Mitchell directed some of her sharpest criticism at Raffensperger, calling his handling of the election a “complete disaster.”

He made a series of bad decisions, she contended, that began with his consent decree he entered into with Georgia Democrats, including 2018 gubernatorial candidate Stacey Abrams, which greatly impacted the signature matching requirements for mail-in ballots.

Additionally, contrary to Georgia law, Raffensperger unilaterally directed that absentee ballot applications be sent to every registered voter in the spring of 2020, Mitchell said.

The law states that voters must ask for the application and then fill it out and mail in in, she stated.

“We all know that the voter registration lists are a mess,” she said, meaning many applications likely went out to people no longer living at the address listed.

Besides requesting a ballot for the 2020 primary, applicants were also able to check a box if they also wanted their general election ballots mailed, in violation of state law, which requires voters to request an absentee ballot no more than 180 days from an election, Mitchell added.

“The point is election laws are determined by the state legislatures.

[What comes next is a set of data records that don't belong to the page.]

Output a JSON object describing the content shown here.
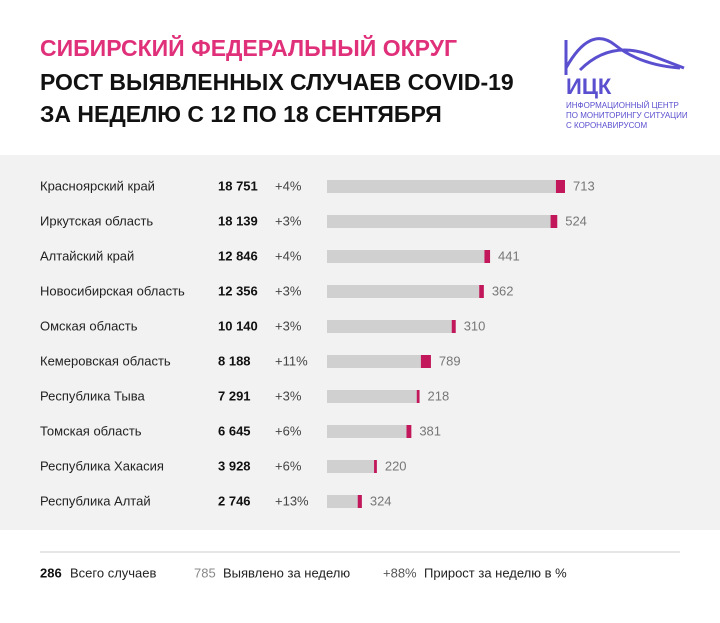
{
  "chart_data": {
    "type": "bar",
    "title": [
      "СИБИРСКИЙ ФЕДЕРАЛЬНЫЙ ОКРУГ",
      "РОСТ ВЫЯВЛЕННЫХ СЛУЧАЕВ COVID-19",
      "ЗА НЕДЕЛЮ С 12 ПО 18 СЕНТЯБРЯ"
    ],
    "logo": {
      "name": "ИЦК",
      "lines": [
        "ИНФОРМАЦИОННЫЙ ЦЕНТР",
        "ПО МОНИТОРИНГУ СИТУАЦИИ",
        "С КОРОНАВИРУСОМ"
      ]
    },
    "categories": [
      "Красноярский край",
      "Иркутская область",
      "Алтайский край",
      "Новосибирская область",
      "Омская область",
      "Кемеровская область",
      "Республика Тыва",
      "Томская область",
      "Республика Хакасия",
      "Республика Алтай"
    ],
    "series": [
      {
        "name": "Всего случаев",
        "color": "#d0d0d0",
        "values": [
          18751,
          18139,
          12846,
          12356,
          10140,
          8188,
          7291,
          6645,
          3928,
          2746
        ],
        "value_labels": [
          "18 751",
          "18 139",
          "12 846",
          "12 356",
          "10 140",
          "8 188",
          "7 291",
          "6 645",
          "3 928",
          "2 746"
        ]
      },
      {
        "name": "Выявлено за неделю",
        "color": "#c2185b",
        "values": [
          713,
          524,
          441,
          362,
          310,
          789,
          218,
          381,
          220,
          324
        ]
      },
      {
        "name": "Прирост за неделю в %",
        "values": [
          4,
          3,
          4,
          3,
          3,
          11,
          3,
          6,
          6,
          13
        ],
        "value_labels": [
          "+4%",
          "+3%",
          "+4%",
          "+3%",
          "+3%",
          "+11%",
          "+3%",
          "+6%",
          "+6%",
          "+13%"
        ]
      }
    ],
    "legend_samples": [
      "286",
      "785",
      "+88%"
    ]
  }
}
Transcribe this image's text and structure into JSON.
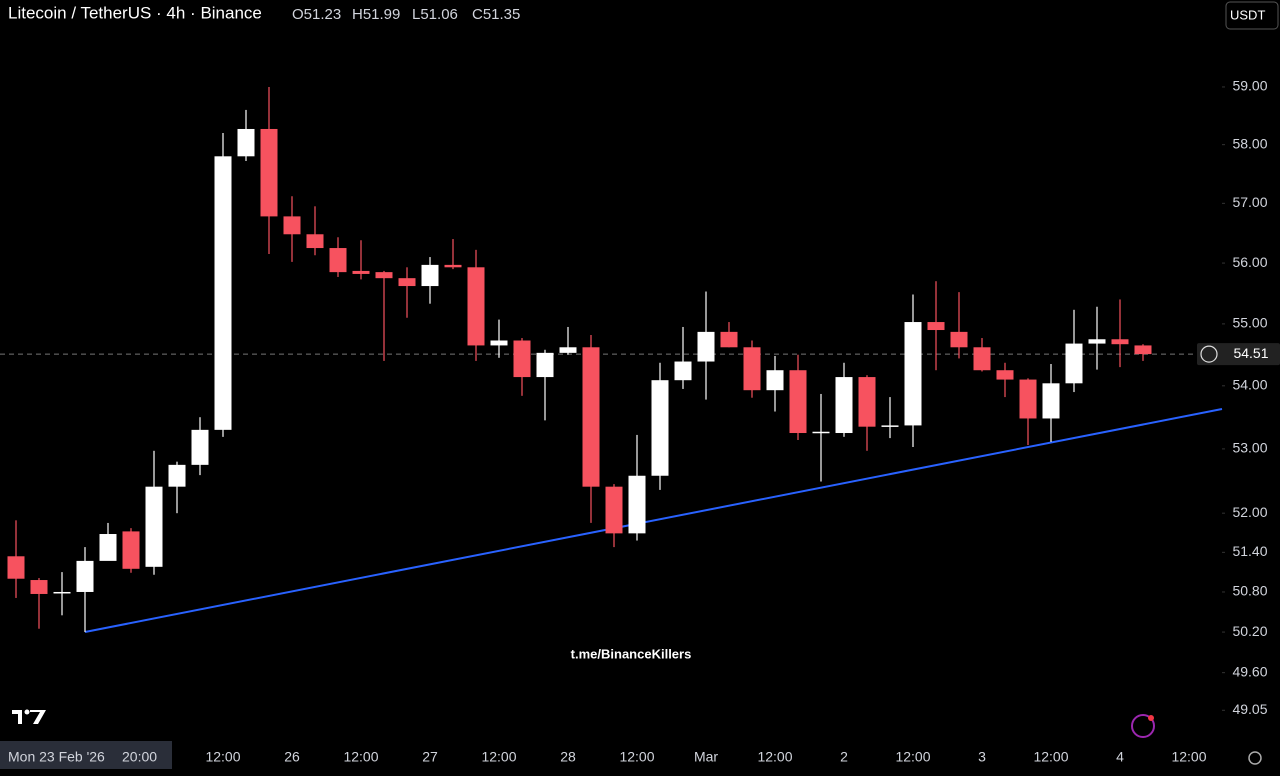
{
  "chart_data": {
    "type": "candlestick",
    "title": "Litecoin / TetherUS · 4h · Binance",
    "ohlc_legend": [
      "O51.23",
      "H51.99",
      "L51.06",
      "C51.35"
    ],
    "currency": "USDT",
    "watermark": "t.me/BinanceKillers",
    "crosshair_date": "Mon 23 Feb '26",
    "crosshair_time": "20:00",
    "x_labels": [
      "12:00",
      "26",
      "12:00",
      "27",
      "12:00",
      "28",
      "12:00",
      "Mar",
      "12:00",
      "2",
      "12:00",
      "3",
      "12:00",
      "4",
      "12:00"
    ],
    "open": [
      51.34,
      50.98,
      50.8,
      50.8,
      51.27,
      51.72,
      51.18,
      52.41,
      52.75,
      53.3,
      57.8,
      58.27,
      56.78,
      56.48,
      56.25,
      55.87,
      55.85,
      55.75,
      55.62,
      55.97,
      55.93,
      54.65,
      54.73,
      54.14,
      54.53,
      54.62,
      52.41,
      51.69,
      52.58,
      54.09,
      54.39,
      54.87,
      54.62,
      53.93,
      54.25,
      53.25,
      53.25,
      54.14,
      53.35,
      53.37,
      55.03,
      54.87,
      54.62,
      54.25,
      54.1,
      53.48,
      54.04,
      54.68,
      54.75,
      54.65
    ],
    "high": [
      51.89,
      51.01,
      51.1,
      51.48,
      51.85,
      51.77,
      52.97,
      52.8,
      53.5,
      58.2,
      58.6,
      59.0,
      57.12,
      56.95,
      56.43,
      56.38,
      55.87,
      55.93,
      56.1,
      56.4,
      56.22,
      55.07,
      54.77,
      54.58,
      54.95,
      54.82,
      52.45,
      53.22,
      54.37,
      54.95,
      55.53,
      55.03,
      54.73,
      54.48,
      54.5,
      53.87,
      54.37,
      54.17,
      53.82,
      55.48,
      55.7,
      55.52,
      54.77,
      54.37,
      54.12,
      54.35,
      55.23,
      55.28,
      55.4,
      54.67
    ],
    "low": [
      50.71,
      50.25,
      50.45,
      50.2,
      51.28,
      51.09,
      51.06,
      52.0,
      52.59,
      53.19,
      57.72,
      56.15,
      56.02,
      56.13,
      55.77,
      55.73,
      54.4,
      55.1,
      55.33,
      55.9,
      54.4,
      54.45,
      53.84,
      53.45,
      54.5,
      51.85,
      51.48,
      51.58,
      52.36,
      53.95,
      53.78,
      54.62,
      53.81,
      53.59,
      53.14,
      52.49,
      53.19,
      52.97,
      53.17,
      53.03,
      54.25,
      54.44,
      54.23,
      53.82,
      53.06,
      53.11,
      53.9,
      54.26,
      54.3,
      54.4
    ],
    "close": [
      51.0,
      50.77,
      50.8,
      51.27,
      51.68,
      51.15,
      52.41,
      52.75,
      53.3,
      57.8,
      58.27,
      56.78,
      56.48,
      56.25,
      55.85,
      55.82,
      55.75,
      55.62,
      55.97,
      55.93,
      54.65,
      54.73,
      54.14,
      54.53,
      54.62,
      52.41,
      51.69,
      52.58,
      54.09,
      54.39,
      54.87,
      54.62,
      53.93,
      54.25,
      53.25,
      53.27,
      54.14,
      53.35,
      53.37,
      55.03,
      54.9,
      54.62,
      54.25,
      54.1,
      53.48,
      54.04,
      54.68,
      54.75,
      54.67,
      54.51
    ],
    "up_color": "#ffffff",
    "down_color": "#f7525f",
    "last_price": 54.51,
    "log_scale": true,
    "ylim": [
      48.62,
      60.54
    ],
    "yticks": [
      {
        "value": 59,
        "label": "59.00"
      },
      {
        "value": 58,
        "label": "58.00"
      },
      {
        "value": 57,
        "label": "57.00"
      },
      {
        "value": 56,
        "label": "56.00"
      },
      {
        "value": 55,
        "label": "55.00"
      },
      {
        "value": 54,
        "label": "54.00"
      },
      {
        "value": 53,
        "label": "53.00"
      },
      {
        "value": 52,
        "label": "52.00"
      },
      {
        "value": 51.4,
        "label": "51.40"
      },
      {
        "value": 50.8,
        "label": "50.80"
      },
      {
        "value": 50.2,
        "label": "50.20"
      },
      {
        "value": 49.6,
        "label": "49.60"
      },
      {
        "value": 49.05,
        "label": "49.05"
      }
    ]
  }
}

That is one of the things our founding fathers wrote into the Constitution,” she said.

Mitchell highlighted that all the changes that were made by judges and those in the executive branch.

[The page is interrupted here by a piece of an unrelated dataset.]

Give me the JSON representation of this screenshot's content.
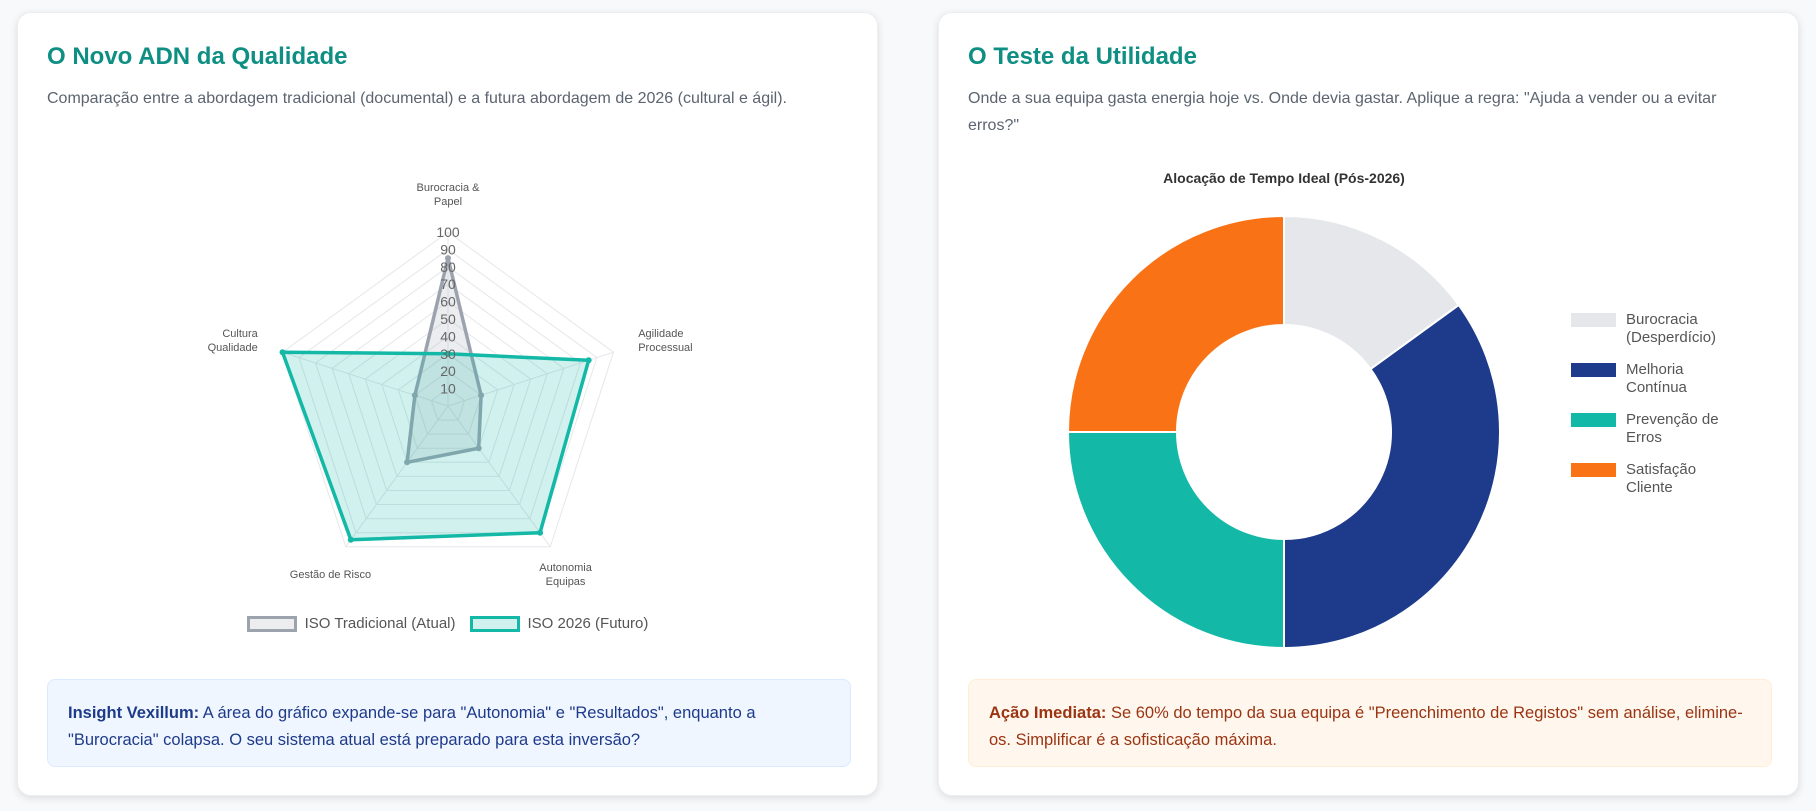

Despite Trump’s lawsuit not going forward, the lawyer noted there is one still ongoing, brought by election integrity advocate and Fulton County resident Garland Favorito with VoterGa — seeking a review of the actual ballots cast in the county for irregularities.

He has cited the incident at State Farm Arena on election night when party observers and the media were told counting had stopped, only for it to resume for nearly two more hours soon thereafter.

Video captured of the incident showed what appeared to be ballots being feed through counting machines multiple times, according to Mitchell.

There are also several affidavits from poll workers saying they witnessed “pristine” mail-in ballots with no folds that may have been filled out by machines.

“Under Georgia law to be a legal ballot, it has to be put into an envelope and returned,” Mitchell said.

Favorito’s team also gained access to the images of the ballots earlier this year and discovered, “There are 153 batches of ballots (of 100) that are listed on the custodian report that they cannot find,” according to Mitchell.

“They have no idea where the ballots are. That’s over 15,000 ballots missing. There are another 3,700 ballots that are clearly duplicates. You can tell that by just looking at the images,” she said.

An independent report contracted by the Georgia State Election Board and released on Jan. 12 determined that there were many abnormalities in Fulton County’s November election.

“There were persistent chain of custody issues throughout the entire absentee ballot processing system,” the report said.

It added that “the fact that ballots were delivered to State Farm Arena in unsecured mail carts is very concerning.”

“Protocol for securing ballots exists not only in securing the ballots themselves but also ensuring no ballot stuffing occurred,” according to the report.

The election review also concluded that “the truth about what happened on the night of November 3rd between 10:30 PM and 11:52 PM [at State Farm Arena] continues to be elusive … but if the poll watchers are correct, then there is a serious problem.”

The next hearing regarding access to the physical ballots is slated for Nov. 15.